Constantly creating horribly bleak situations, freaking me out. Lately, I just

cannot be with her more than an hour or 2 because it sickens me. It makes my

stomach hurt and just leaves me feeling like when you drink a lot of coffee,

with the shakes.

I've posted so much on this and don't want to be repetitive, but last week when

my daughter had a UTI, my mother had, through her destructive imagination, the

neighborhood calling my daughter a slut b/c bad girls get UTIs, she had me down

as a bad mother b/c I couldn't go to the ER with my daughter, etc., you get it.
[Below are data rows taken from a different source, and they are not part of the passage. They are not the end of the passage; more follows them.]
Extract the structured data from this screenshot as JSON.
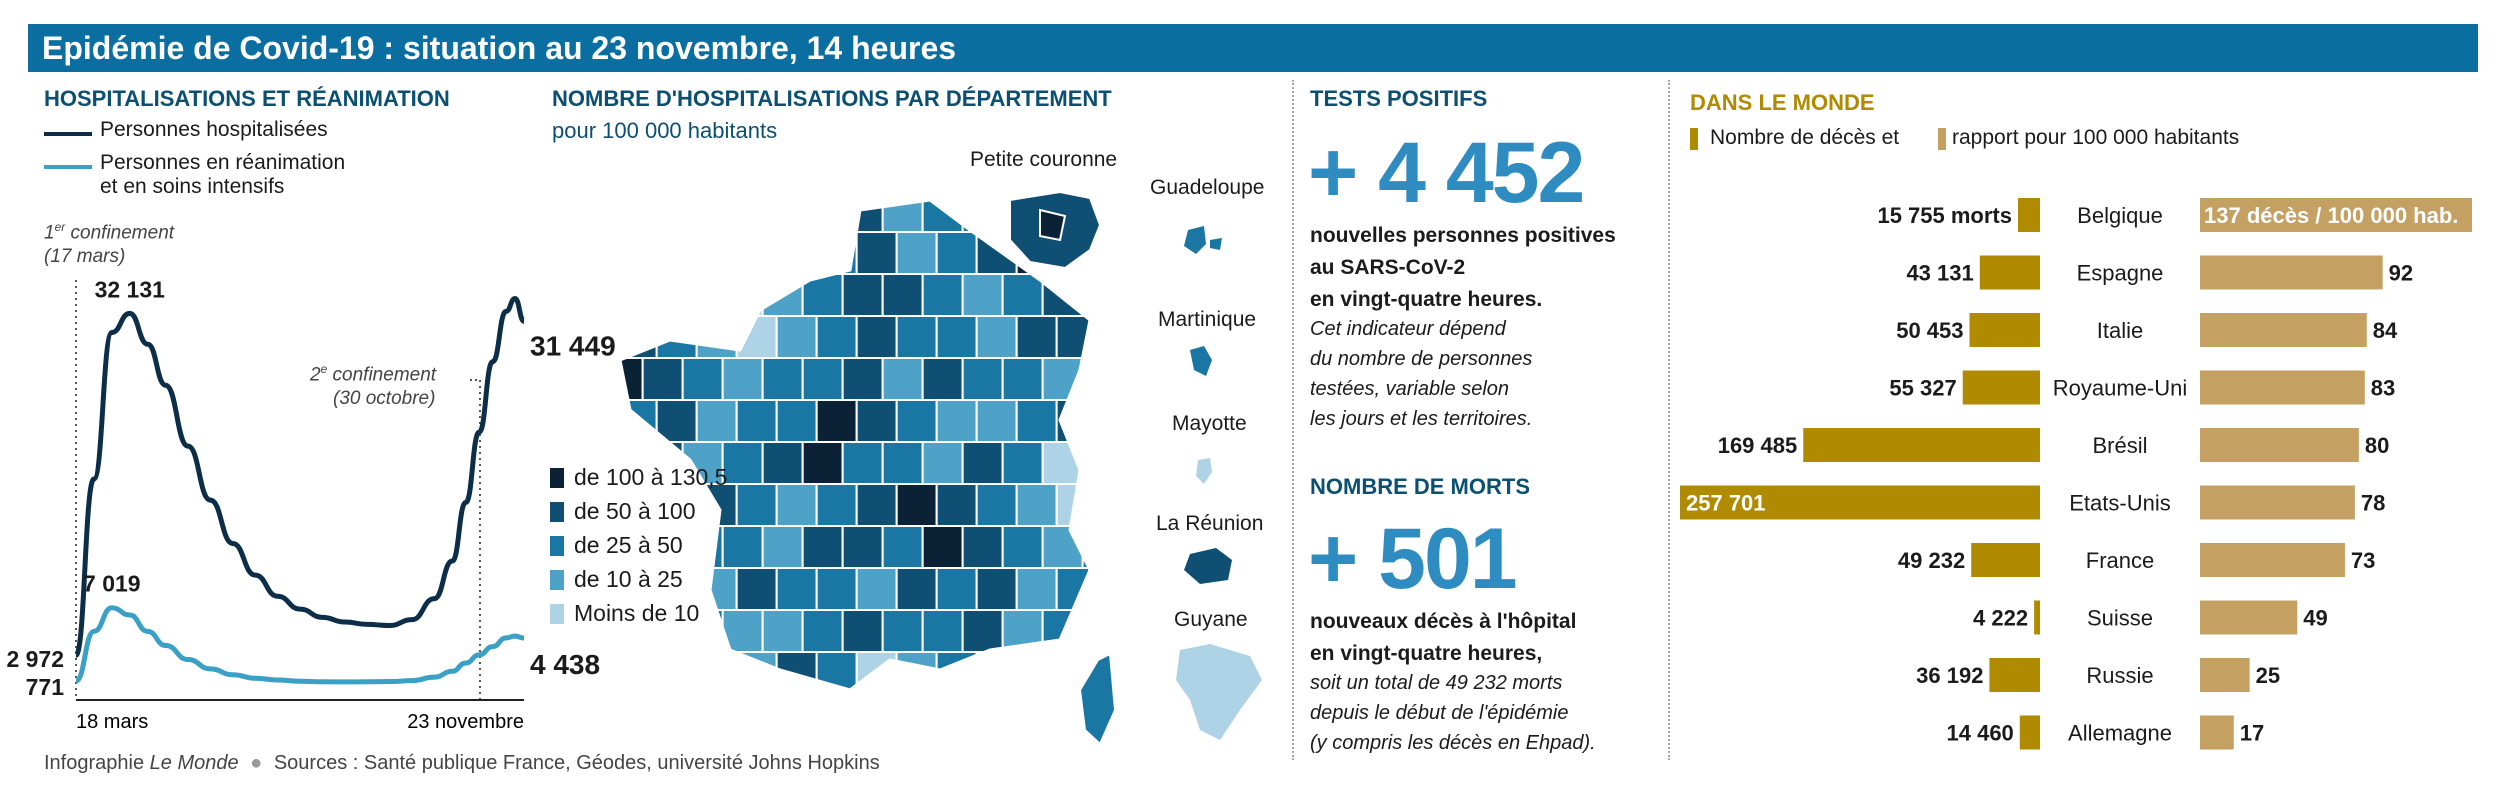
{
  "title": "Epidémie de Covid-19 : situation au 23 novembre, 14 heures",
  "colors": {
    "titlebar": "#0a6fa0",
    "hospitalized": "#0c2e48",
    "icu": "#3aa0c6",
    "gold": "#b08a00",
    "gold_light": "#c4a062",
    "blue_text": "#0b4f72",
    "big_number": "#2e8cc0"
  },
  "hospitalisation": {
    "title": "HOSPITALISATIONS ET RÉANIMATION",
    "legend_hospitalized": "Personnes hospitalisées",
    "legend_icu_1": "Personnes en réanimation",
    "legend_icu_2": "et en soins intensifs",
    "confinement1_1": "confinement",
    "confinement1_ord": "1",
    "confinement1_sup": "er",
    "confinement1_2": "(17 mars)",
    "confinement2_ord": "2",
    "confinement2_sup": "e",
    "confinement2_1": "confinement",
    "confinement2_2": "(30 octobre)"
  },
  "map": {
    "title": "NOMBRE D'HOSPITALISATIONS PAR DÉPARTEMENT",
    "subtitle": "pour 100 000 habitants",
    "petite_couronne": "Petite couronne",
    "guadeloupe": "Guadeloupe",
    "martinique": "Martinique",
    "mayotte": "Mayotte",
    "reunion": "La Réunion",
    "guyane": "Guyane",
    "legend": [
      {
        "label": "de 100 à 130,5",
        "color": "#0b2236"
      },
      {
        "label": "de 50 à 100",
        "color": "#0e4f73"
      },
      {
        "label": "de 25 à 50",
        "color": "#1a77a3"
      },
      {
        "label": "de 10 à 25",
        "color": "#4ea2c8"
      },
      {
        "label": "Moins de 10",
        "color": "#aed3e6"
      }
    ]
  },
  "tests": {
    "title": "TESTS  POSITIFS",
    "value": "+ 4 452",
    "desc_1": "nouvelles personnes positives",
    "desc_2": "au SARS-CoV-2",
    "desc_3": "en vingt-quatre heures.",
    "note_1": "Cet indicateur dépend",
    "note_2": "du nombre de personnes",
    "note_3": "testées, variable selon",
    "note_4": "les jours et les territoires."
  },
  "deaths": {
    "title": "NOMBRE DE MORTS",
    "value": "+ 501",
    "desc_1": "nouveaux décès à l'hôpital",
    "desc_2": "en vingt-quatre heures,",
    "note_1": "soit un total de 49 232 morts",
    "note_2": "depuis le début de l'épidémie",
    "note_3": "(y compris les décès en Ehpad)."
  },
  "world": {
    "title": "DANS LE MONDE",
    "legend_deaths": "Nombre de décès et",
    "legend_ratio": "rapport pour 100 000 habitants"
  },
  "footer": {
    "credit_prefix": "Infographie ",
    "credit_name": "Le Monde",
    "sources": "Sources : Santé publique France, Géodes, université Johns Hopkins"
  },
  "chart_data": [
    {
      "type": "line",
      "x_labels": [
        "18 mars",
        "23 novembre"
      ],
      "series": [
        {
          "name": "Personnes hospitalisées",
          "x": [
            0,
            0.04,
            0.08,
            0.12,
            0.16,
            0.2,
            0.25,
            0.3,
            0.35,
            0.4,
            0.45,
            0.5,
            0.55,
            0.6,
            0.65,
            0.7,
            0.75,
            0.8,
            0.84,
            0.87,
            0.9,
            0.93,
            0.96,
            0.98,
            1.0
          ],
          "values": [
            2972,
            18000,
            30500,
            32131,
            29500,
            26000,
            20800,
            16200,
            12500,
            9800,
            8000,
            6900,
            6200,
            5800,
            5600,
            5500,
            6000,
            7800,
            11000,
            16000,
            22000,
            28000,
            32300,
            33400,
            31449
          ]
        },
        {
          "name": "Personnes en réanimation et en soins intensifs",
          "x": [
            0,
            0.04,
            0.08,
            0.12,
            0.16,
            0.2,
            0.25,
            0.3,
            0.35,
            0.4,
            0.45,
            0.5,
            0.55,
            0.6,
            0.65,
            0.7,
            0.75,
            0.8,
            0.84,
            0.87,
            0.9,
            0.93,
            0.96,
            0.98,
            1.0
          ],
          "values": [
            771,
            5000,
            7019,
            6400,
            5000,
            3800,
            2600,
            1800,
            1300,
            1000,
            850,
            750,
            700,
            690,
            700,
            720,
            800,
            1100,
            1600,
            2300,
            3000,
            3700,
            4450,
            4600,
            4438
          ]
        }
      ],
      "ylim": [
        0,
        36000
      ],
      "annotations": [
        {
          "label": "32 131",
          "series": 0,
          "index": 3
        },
        {
          "label": "31 449",
          "series": 0,
          "index": 24
        },
        {
          "label": "2 972",
          "series": 0,
          "index": 0
        },
        {
          "label": "7 019",
          "series": 1,
          "index": 2
        },
        {
          "label": "771",
          "series": 1,
          "index": 0
        },
        {
          "label": "4 438",
          "series": 1,
          "index": 24
        }
      ]
    },
    {
      "type": "bar",
      "categories": [
        "Belgique",
        "Espagne",
        "Italie",
        "Royaume-Uni",
        "Brésil",
        "Etats-Unis",
        "France",
        "Suisse",
        "Russie",
        "Allemagne"
      ],
      "series": [
        {
          "name": "Nombre de décès",
          "values": [
            15755,
            43131,
            50453,
            55327,
            169485,
            257701,
            49232,
            4222,
            36192,
            14460
          ],
          "labels": [
            "15 755 morts",
            "43 131",
            "50 453",
            "55 327",
            "169 485",
            "257 701",
            "49 232",
            "4 222",
            "36 192",
            "14 460"
          ]
        },
        {
          "name": "rapport pour 100 000 habitants",
          "values": [
            137,
            92,
            84,
            83,
            80,
            78,
            73,
            49,
            25,
            17
          ],
          "labels": [
            "137 décès / 100 000 hab.",
            "92",
            "84",
            "83",
            "80",
            "78",
            "73",
            "49",
            "25",
            "17"
          ]
        }
      ]
    }
  ]
}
I'm so, so sorry for all the stress you're going through, esp with your mother

in law and son. It sounds like your mother lives with you, not sure. Too bad you

can't send her to live with someone else, even part-time.

>

> We were talking about how they have a difficult time being supportive when you

really need someone...need a mother. Even though they may or may not have a

desire to be. They don't seem to have the ability.

>

> It occurred to me the other day, when my ex-mother in law became ill (had

surgery-all well planned in advance), and my nada was right there by my side

saying, " She will have to go to a rest home now. " Then, nada told me that we'd

have to go get my severely autistic son from his fathers house right now and

bring him here, and she'd help me take care of him.

>

> Now, I'm not stupid. I know that all that " care " would be me taking care of

both of them. It also occurred to me that she had created an entire doomsday

scenario that does not exist. Vastly increasing my stress load. And then

offered to help me with it. My ex mother in law is not going to a nursing home,

she just had surgery. She has two adult caretakers at her home including her

husband and my ex.

>

> I am not going to run up and bring my autistic son here, right now and add to

an already stressful baby sitting job with of her. But, all day, she'd run in

panicking and almost seemed like trying to upset me. I was so tired from having

my son all day yesterday and he had just left last night to my exs. But, she

would not leave it alone. She would not leave me alone. I needed to just sit

down and have it quiet. But, blah, blah, blah she kept on.

>

> It seems, looking back over the years that she has done this to me time and

time again. Created some drama, intensifying some situation (if not just

inventing a problem) and then offering to help me with it.

>

> Is that how they care by creating a problem for you?

>

> I think she was probably missing my son. Some how this has to come back

around to her and something she wants to manipulate into her life.

>

> I found it really funny that she could that easily throw the other grandma

into a rest home. But, she really thinks we all want to and will take care of

her forever...never putting her into one.